Today the country is almost at the point of full revolt. The corruption, the chaos, the billionaire tech-bros, the phoniness along with an economy that is failing to deliver to the working and middle classes is making people angry and depressed. (Not to mention that we went through a horrific trauma with the pandemic that we’ve treated as nothing more than a blip and it was anything but.)
The question is what can a president do about it?
“They could be working with Congress on the affordability agenda, in housing policy, child care, energy, health care,” Bernstein said. “Some of those solutions take time, but newer policy models tend to include immediate help through some form of subsidies or price caps, like capping energy price hikes.”
These measures don’t target “inflation” writ large; instead, they focus on essentials most important to household spending that are unnecessarily expensive because the markets for the items are flawed. But, Bernstein said, “the main acclimation must occur through a combination of time and real wage gains.”
I’m sure that would help. But consider that Joe Biden actually sent out checks to people and had the biggest job and wage growth among the working class in 60 years. It didn’t help. I think the most important thing is to recognize that the whole system is tilted to the wealthy and powerful whether it’s Elon Musk or Jeffrey Epstein and there seems to be no accountability for it.

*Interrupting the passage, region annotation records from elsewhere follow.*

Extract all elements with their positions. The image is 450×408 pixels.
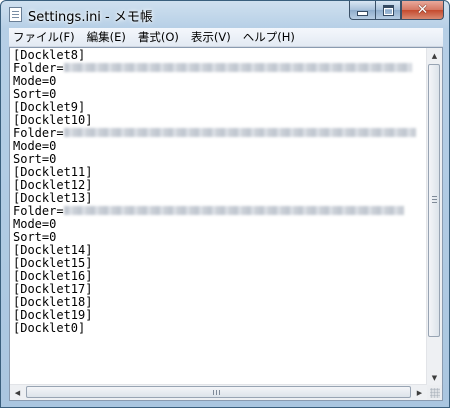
grip-icon (213, 390, 214, 395)
grip-icon (432, 199, 437, 200)
menu-edit[interactable]: 編集(E) (81, 29, 132, 45)
scrollbar-corner (427, 385, 442, 400)
vertical-scrollbar[interactable]: ▲ ▼ (426, 48, 442, 385)
arrow-up-icon: ▲ (431, 51, 438, 60)
close-button[interactable]: ✕ (401, 1, 444, 20)
text-line: Folder= (13, 205, 425, 218)
text-line: Mode=0 (13, 217, 57, 231)
minimize-button[interactable] (349, 1, 375, 20)
text-line: Folder= (13, 127, 425, 140)
redacted-folder-path (63, 206, 404, 215)
redacted-folder-path (63, 128, 416, 137)
window-title: Settings.ini - メモ帳 (28, 10, 153, 25)
arrow-right-icon: ▶ (416, 388, 423, 397)
grip-icon (216, 390, 217, 395)
notepad-icon[interactable] (9, 7, 22, 22)
arrow-left-icon: ◀ (14, 388, 21, 397)
scroll-left-button[interactable]: ◀ (10, 385, 25, 400)
text-line: [Docklet8] (13, 48, 86, 62)
menu-format[interactable]: 書式(O) (132, 29, 185, 45)
maximize-button[interactable] (375, 1, 401, 20)
text-editor[interactable]: [Docklet8] Folder= Mode=0 Sort=0 [Dockle… (9, 47, 443, 401)
grip-icon (432, 202, 437, 203)
text-line: Mode=0 (13, 139, 57, 153)
resize-grip-icon[interactable] (430, 388, 440, 398)
minimize-icon (357, 11, 368, 16)
horizontal-scrollbar[interactable]: ◀ ▶ (10, 384, 427, 400)
grip-icon (219, 390, 220, 395)
maximize-icon (382, 4, 394, 16)
grip-icon (432, 196, 437, 197)
text-line: [Docklet0] (13, 321, 86, 335)
scroll-up-button[interactable]: ▲ (427, 48, 442, 63)
notepad-window: Settings.ini - メモ帳 ✕ ファイル(F) 編集(E) 書式(O)… (0, 0, 450, 408)
redacted-folder-path (63, 63, 412, 72)
caption-buttons: ✕ (349, 1, 444, 20)
text-line: [Docklet13] (13, 191, 93, 205)
menu-bar: ファイル(F) 編集(E) 書式(O) 表示(V) ヘルプ(H) (9, 28, 443, 47)
scroll-right-button[interactable]: ▶ (412, 385, 427, 400)
text-line: Mode=0 (13, 74, 57, 88)
menu-help[interactable]: ヘルプ(H) (237, 29, 301, 45)
arrow-down-icon: ▼ (431, 373, 438, 382)
title-bar[interactable]: Settings.ini - メモ帳 ✕ (1, 1, 449, 28)
vertical-scroll-thumb[interactable] (428, 64, 440, 337)
menu-view[interactable]: 表示(V) (185, 29, 237, 45)
close-icon: ✕ (416, 2, 429, 18)
document-text[interactable]: [Docklet8] Folder= Mode=0 Sort=0 [Dockle… (10, 48, 428, 385)
horizontal-scroll-thumb[interactable] (26, 386, 411, 398)
menu-file[interactable]: ファイル(F) (9, 29, 81, 45)
scroll-down-button[interactable]: ▼ (427, 370, 442, 385)
text-line: Folder= (13, 62, 425, 75)
text-line: [Docklet10] (13, 113, 93, 127)
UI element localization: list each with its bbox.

And at the top of that list is Donald Trump the billionaire who is currently stealing the country blind right out in the open.
The Pentagon awarded a multi-million-dollar defense contract to a robotics startup affiliated with Eric Trump, one of President Donald Trump‘s sons, in a move panned by some Democrats as “corruption in plain sight.”
Foundation Future Industries, a Silicon Valley startup developing humanoid robots, landed the $24 million contract to test its “Phantom” android with the Marine Corps, according to a Thursday, April 23, Fox Business report. Company founder and CEO Sankaet Pathak appeared alongside Eric, Foundation’s chief strategy advisor, on the network’s Mornings with Maria on Thursday to speak about the technology and similar advancements in China.
The economic inequality is bad enough. Combined with the abuse of power, chaos and corruption of these Trump years it’s left people in a tailshpin. And as great as those policy prescriptions are (and I totally hope the Democrats enact them as soon as possible if they manage to get the majorites to do it) it won’t be enough. There has to be an accounting for what has happened and reforms to prevent it from happening again, at least in the foreseeable future. (Money is like water and will always find a way eventually…)
Until we can find a way to ensure that there is some sense of fairness and justice in our culture, this era of bad feelings is going to continue.